Current document is created to describe the solution for data flow between the modules using messaging system - Kafka - directly and eliminate unnecessary HTTP calls. mod-pubsub module can still be used as before (receiving and distributing events via HTTP), but its Client library functionality can be extended to allow modules to publish and consume messages directly from Kafka. The contract between mod-pubsub and other modules can remain as is - MessagingDescriptor contains the list of published and consumed events, registration of EventDescriptors should trigger the creation of topics in Kafka by mod-pubsub. 

Data-import process consists of various actions on multiple entities that take place across several modules. Interaction between these modules heavily relies on HTTP, which place a lot of pressure on FOLIO infrastructure. In essence, current data-import flow implementation via mod-pubsub looks like this:

(1), (2), (3) - are direct HTTP calls between modules while all the other interaction between modules happens via mod-pubsub, though still over HTTP. Modules register in mod-pubsub as Publishers and/or Subscribers, mod-pubsub creates necessary topics and works as a wrapper over Kafka. It provides an API for publishing events, writes data to Kafka, receives data from Kafka and distributes the events to all subscribed modules calling the specified callback endpoints. 

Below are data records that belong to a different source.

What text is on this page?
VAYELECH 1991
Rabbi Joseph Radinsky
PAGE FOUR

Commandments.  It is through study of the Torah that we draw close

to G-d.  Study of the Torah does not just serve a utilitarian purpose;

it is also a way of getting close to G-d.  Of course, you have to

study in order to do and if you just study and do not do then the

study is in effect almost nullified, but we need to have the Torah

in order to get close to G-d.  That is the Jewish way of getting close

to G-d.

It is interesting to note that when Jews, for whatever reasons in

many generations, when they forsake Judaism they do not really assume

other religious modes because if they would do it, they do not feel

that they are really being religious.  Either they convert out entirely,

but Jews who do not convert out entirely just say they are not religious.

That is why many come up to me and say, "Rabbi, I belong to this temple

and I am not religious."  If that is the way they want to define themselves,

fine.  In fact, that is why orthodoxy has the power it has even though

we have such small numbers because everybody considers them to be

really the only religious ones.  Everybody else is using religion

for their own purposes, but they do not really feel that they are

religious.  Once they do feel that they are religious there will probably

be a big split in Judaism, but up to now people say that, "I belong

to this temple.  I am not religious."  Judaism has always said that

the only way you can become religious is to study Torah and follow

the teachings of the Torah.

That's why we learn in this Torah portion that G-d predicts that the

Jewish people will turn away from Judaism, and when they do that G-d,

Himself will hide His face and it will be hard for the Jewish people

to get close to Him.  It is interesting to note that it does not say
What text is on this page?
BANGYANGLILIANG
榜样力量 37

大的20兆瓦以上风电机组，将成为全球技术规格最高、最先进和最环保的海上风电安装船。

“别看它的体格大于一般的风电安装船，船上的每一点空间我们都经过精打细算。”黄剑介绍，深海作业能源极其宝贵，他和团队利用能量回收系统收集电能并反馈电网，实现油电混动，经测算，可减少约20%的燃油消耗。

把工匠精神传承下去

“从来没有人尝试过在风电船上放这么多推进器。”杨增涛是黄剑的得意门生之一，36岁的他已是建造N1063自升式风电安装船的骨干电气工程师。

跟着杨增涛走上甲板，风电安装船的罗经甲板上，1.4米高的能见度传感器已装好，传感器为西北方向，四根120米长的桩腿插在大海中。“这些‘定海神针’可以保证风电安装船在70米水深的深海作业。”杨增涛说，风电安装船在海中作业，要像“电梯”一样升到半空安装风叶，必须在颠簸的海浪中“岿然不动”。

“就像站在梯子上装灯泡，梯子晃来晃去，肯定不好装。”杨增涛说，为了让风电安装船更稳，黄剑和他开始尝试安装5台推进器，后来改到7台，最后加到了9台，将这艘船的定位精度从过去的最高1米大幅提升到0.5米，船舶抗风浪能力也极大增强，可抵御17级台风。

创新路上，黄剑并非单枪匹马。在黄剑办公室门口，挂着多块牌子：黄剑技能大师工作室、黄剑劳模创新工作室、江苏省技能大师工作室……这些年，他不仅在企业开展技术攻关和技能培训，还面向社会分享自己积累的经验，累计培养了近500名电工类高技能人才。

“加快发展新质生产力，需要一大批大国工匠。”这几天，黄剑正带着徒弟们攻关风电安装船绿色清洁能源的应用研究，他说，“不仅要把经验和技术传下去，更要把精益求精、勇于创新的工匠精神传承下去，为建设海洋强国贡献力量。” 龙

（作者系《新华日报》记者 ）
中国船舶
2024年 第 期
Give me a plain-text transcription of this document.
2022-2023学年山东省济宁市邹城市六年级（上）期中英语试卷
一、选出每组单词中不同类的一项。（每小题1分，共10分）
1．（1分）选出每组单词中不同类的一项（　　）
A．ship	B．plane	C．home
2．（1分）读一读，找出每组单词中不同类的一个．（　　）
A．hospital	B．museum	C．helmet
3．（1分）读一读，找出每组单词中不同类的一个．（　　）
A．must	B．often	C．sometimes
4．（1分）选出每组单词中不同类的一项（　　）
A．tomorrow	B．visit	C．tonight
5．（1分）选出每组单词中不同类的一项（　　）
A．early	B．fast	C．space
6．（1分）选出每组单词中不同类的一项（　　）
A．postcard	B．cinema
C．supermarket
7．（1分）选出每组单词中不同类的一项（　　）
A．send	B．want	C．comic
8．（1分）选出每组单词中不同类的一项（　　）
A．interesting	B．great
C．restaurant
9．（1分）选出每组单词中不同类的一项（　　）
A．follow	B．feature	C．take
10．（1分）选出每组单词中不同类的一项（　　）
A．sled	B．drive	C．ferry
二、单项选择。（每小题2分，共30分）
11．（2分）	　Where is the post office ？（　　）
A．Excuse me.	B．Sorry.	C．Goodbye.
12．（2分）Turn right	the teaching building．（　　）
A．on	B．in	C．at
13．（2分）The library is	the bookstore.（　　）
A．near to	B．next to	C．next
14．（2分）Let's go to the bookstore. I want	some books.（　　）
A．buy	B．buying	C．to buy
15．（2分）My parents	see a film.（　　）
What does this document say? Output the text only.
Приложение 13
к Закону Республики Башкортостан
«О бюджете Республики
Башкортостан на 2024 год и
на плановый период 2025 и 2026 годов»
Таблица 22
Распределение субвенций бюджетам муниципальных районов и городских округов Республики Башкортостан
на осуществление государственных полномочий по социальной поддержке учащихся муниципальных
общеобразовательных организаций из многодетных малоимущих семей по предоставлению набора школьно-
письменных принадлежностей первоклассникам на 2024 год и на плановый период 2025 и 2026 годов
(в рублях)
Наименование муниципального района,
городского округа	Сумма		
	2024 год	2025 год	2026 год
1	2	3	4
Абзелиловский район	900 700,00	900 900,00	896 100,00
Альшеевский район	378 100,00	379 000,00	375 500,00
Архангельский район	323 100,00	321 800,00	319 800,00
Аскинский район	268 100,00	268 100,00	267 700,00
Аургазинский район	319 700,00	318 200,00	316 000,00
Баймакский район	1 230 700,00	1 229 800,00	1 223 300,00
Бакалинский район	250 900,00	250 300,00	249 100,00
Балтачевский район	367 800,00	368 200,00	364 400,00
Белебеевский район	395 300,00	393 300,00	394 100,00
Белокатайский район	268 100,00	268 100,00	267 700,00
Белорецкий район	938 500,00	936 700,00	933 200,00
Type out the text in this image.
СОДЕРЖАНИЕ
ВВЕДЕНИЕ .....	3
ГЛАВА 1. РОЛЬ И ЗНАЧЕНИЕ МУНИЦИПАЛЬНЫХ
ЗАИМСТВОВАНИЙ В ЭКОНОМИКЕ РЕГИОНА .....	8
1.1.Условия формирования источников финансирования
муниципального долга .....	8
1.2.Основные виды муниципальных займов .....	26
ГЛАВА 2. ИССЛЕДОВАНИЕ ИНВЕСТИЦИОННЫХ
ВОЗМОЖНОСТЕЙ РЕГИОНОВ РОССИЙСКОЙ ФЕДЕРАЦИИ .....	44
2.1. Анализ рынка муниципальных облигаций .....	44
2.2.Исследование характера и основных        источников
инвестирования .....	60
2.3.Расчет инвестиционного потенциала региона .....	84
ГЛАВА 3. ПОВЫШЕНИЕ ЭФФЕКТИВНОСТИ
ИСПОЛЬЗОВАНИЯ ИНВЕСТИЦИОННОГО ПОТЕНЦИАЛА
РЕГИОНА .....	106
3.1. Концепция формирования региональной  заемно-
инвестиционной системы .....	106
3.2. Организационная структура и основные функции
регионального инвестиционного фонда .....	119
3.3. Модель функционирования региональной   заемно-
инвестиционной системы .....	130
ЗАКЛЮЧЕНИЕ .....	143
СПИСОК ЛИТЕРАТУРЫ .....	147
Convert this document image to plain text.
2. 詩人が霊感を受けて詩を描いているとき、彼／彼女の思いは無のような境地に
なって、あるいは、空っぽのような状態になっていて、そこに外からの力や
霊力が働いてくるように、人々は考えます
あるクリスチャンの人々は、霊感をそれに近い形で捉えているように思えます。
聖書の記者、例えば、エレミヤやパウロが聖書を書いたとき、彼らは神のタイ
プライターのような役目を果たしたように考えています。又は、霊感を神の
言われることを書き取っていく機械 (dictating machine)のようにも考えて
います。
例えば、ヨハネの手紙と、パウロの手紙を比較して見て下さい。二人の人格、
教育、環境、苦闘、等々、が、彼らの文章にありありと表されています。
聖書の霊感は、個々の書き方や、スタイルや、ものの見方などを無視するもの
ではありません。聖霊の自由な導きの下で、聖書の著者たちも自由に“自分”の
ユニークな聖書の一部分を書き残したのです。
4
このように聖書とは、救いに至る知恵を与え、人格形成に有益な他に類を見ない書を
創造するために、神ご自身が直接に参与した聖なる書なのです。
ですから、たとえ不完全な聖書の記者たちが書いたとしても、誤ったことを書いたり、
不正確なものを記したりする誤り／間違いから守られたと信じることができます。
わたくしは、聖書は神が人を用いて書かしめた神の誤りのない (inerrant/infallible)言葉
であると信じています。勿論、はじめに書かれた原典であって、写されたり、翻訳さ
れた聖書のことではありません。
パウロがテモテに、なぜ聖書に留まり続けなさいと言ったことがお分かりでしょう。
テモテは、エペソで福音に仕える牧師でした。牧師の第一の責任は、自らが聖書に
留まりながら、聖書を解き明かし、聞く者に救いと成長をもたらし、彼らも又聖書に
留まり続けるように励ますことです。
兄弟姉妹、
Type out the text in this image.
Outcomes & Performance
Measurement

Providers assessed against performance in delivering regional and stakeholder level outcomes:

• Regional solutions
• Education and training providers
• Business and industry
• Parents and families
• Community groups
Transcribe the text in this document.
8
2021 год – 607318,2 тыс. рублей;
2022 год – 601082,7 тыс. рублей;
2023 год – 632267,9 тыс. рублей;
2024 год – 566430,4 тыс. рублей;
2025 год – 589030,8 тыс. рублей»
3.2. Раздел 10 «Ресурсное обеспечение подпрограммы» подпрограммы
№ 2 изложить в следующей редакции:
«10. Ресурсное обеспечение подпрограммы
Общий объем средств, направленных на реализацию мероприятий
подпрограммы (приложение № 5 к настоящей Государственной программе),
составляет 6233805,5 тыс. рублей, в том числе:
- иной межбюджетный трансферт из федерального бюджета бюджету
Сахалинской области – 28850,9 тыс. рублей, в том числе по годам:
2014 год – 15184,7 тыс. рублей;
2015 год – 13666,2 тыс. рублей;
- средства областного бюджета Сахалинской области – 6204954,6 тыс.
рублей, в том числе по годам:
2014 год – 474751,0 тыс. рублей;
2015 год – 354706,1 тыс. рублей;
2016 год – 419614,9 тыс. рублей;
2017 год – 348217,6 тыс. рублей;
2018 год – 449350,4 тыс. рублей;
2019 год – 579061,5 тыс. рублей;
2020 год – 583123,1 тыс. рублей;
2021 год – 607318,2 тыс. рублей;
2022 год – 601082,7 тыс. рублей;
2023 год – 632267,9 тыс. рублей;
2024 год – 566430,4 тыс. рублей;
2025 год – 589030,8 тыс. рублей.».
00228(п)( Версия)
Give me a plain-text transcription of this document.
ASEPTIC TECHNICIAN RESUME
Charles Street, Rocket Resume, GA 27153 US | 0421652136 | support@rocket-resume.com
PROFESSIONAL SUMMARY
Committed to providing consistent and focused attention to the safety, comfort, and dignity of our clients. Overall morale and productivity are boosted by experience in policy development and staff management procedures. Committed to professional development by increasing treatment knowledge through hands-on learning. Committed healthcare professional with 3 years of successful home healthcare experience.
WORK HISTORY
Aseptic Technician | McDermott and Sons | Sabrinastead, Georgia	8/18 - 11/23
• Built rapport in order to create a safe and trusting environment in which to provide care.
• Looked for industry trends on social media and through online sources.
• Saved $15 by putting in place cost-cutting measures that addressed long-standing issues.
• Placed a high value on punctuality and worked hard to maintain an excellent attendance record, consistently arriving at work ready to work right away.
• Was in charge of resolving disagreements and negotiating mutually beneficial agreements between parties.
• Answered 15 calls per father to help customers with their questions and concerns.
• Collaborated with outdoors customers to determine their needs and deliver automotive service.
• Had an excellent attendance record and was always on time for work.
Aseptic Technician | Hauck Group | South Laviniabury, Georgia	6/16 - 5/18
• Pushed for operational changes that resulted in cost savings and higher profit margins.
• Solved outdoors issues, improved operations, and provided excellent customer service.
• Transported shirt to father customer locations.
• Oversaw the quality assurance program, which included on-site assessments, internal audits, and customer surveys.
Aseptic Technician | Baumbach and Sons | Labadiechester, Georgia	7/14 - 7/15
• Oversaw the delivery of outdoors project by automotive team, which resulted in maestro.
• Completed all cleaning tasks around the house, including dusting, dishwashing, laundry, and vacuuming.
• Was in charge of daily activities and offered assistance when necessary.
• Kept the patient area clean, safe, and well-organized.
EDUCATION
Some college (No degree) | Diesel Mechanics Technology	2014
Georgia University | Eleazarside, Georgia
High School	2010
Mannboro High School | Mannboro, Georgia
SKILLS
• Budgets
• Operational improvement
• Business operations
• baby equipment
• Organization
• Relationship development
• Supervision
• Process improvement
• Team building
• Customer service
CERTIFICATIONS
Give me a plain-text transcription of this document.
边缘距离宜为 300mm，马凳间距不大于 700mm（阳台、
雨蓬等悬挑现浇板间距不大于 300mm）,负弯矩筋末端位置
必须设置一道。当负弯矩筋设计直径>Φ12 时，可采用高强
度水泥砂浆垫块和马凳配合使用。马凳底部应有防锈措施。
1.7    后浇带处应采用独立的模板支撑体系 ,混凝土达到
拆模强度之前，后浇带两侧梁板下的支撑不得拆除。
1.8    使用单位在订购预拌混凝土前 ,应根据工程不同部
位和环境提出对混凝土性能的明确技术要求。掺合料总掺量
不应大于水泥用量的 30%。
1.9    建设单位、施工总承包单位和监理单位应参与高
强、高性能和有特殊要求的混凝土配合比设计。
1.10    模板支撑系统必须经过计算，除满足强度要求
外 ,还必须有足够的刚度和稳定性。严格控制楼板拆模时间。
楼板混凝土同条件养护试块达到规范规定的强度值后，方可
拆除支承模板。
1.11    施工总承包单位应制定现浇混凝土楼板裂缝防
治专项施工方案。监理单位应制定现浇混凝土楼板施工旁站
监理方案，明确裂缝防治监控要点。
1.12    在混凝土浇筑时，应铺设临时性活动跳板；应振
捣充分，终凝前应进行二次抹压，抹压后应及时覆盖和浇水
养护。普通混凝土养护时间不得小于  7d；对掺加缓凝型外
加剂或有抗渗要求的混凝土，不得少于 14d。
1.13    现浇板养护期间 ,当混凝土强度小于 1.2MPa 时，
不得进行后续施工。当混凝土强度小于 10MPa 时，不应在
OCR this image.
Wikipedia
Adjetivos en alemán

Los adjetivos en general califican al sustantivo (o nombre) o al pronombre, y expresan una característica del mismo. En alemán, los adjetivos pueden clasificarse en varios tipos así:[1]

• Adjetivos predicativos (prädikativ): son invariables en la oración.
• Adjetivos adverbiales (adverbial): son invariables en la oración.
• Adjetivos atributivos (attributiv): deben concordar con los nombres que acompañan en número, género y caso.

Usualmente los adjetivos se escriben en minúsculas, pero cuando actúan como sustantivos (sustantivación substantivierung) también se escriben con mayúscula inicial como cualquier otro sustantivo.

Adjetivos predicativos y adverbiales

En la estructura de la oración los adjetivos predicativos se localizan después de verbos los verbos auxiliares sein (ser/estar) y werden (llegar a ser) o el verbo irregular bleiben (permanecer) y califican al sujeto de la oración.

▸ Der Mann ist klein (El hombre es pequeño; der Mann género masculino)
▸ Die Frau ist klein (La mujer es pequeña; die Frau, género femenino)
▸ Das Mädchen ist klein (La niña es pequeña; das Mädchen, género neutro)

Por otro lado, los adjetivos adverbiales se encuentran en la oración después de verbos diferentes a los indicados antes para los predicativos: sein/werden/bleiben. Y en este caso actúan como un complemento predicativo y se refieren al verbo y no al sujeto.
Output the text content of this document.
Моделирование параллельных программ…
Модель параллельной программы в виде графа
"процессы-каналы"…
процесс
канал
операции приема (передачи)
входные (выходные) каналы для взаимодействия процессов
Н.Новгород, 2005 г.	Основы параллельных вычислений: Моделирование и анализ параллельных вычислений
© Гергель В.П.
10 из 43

Data-import flow is quite complex, processing of data using the most trivial JobProfile (save MARC Bibliographic records, map to Instance, match by Instance fields, create Holdings, Items, etc.) results in multiple events being published for a single record. Following are the data-import events sent and received by the modules involved in data-import process so far (it will be extended, you can find the actualized table by the link): 

The fact that data-import event-driven interaction happens over HTTP places high requirements on modules in terms of memory and CPU and a 100% availability for the FOLIO infrastructure. The latter is difficult to achieve since there is no "retry" or "circuit breaker" policy implemented in FOLIO. Hence, infrastructure-related errors occur frequently and break the whole data-import flow. 

The simplest and quickest solution to resolve the underlined problem appears to be to allow modules involved in data-import process exchange data using messaging system - Kafka - directly. mod-pubsub Client library can provide methods to write event to Kafka and to create a Consumer with custom handler for each event while registration and topic creation remains a mod-pubsub responsibility. This would simplify the integration and would preserve the existing contract regarding EventDescriptors.

HTTP calls (1) and (2) from the previous diagram can also be reworked to use Kafka instead - DI_INITIAL_RECORDS_LOADED and DI_INITIAL_RECORD_PARSED events can be published respectively. Rework of the (1) call would also allow to discard the blocking queue implementation in mod-data-import, which has its own flaws and prevents to import multiple files in parallel. The solution with blocking queue was implemented to control the flow of data-import and prevent flooding the mod-source-record-manager and all the subsequent modules along the way, resulting in OOM errors. 

The proposed flow using Kafka would look like the following:

Interaction between mod-inventory and mod-inventory-storage can remain as is, but the event-driven processing would be more stable and efficient if happened via Kafka.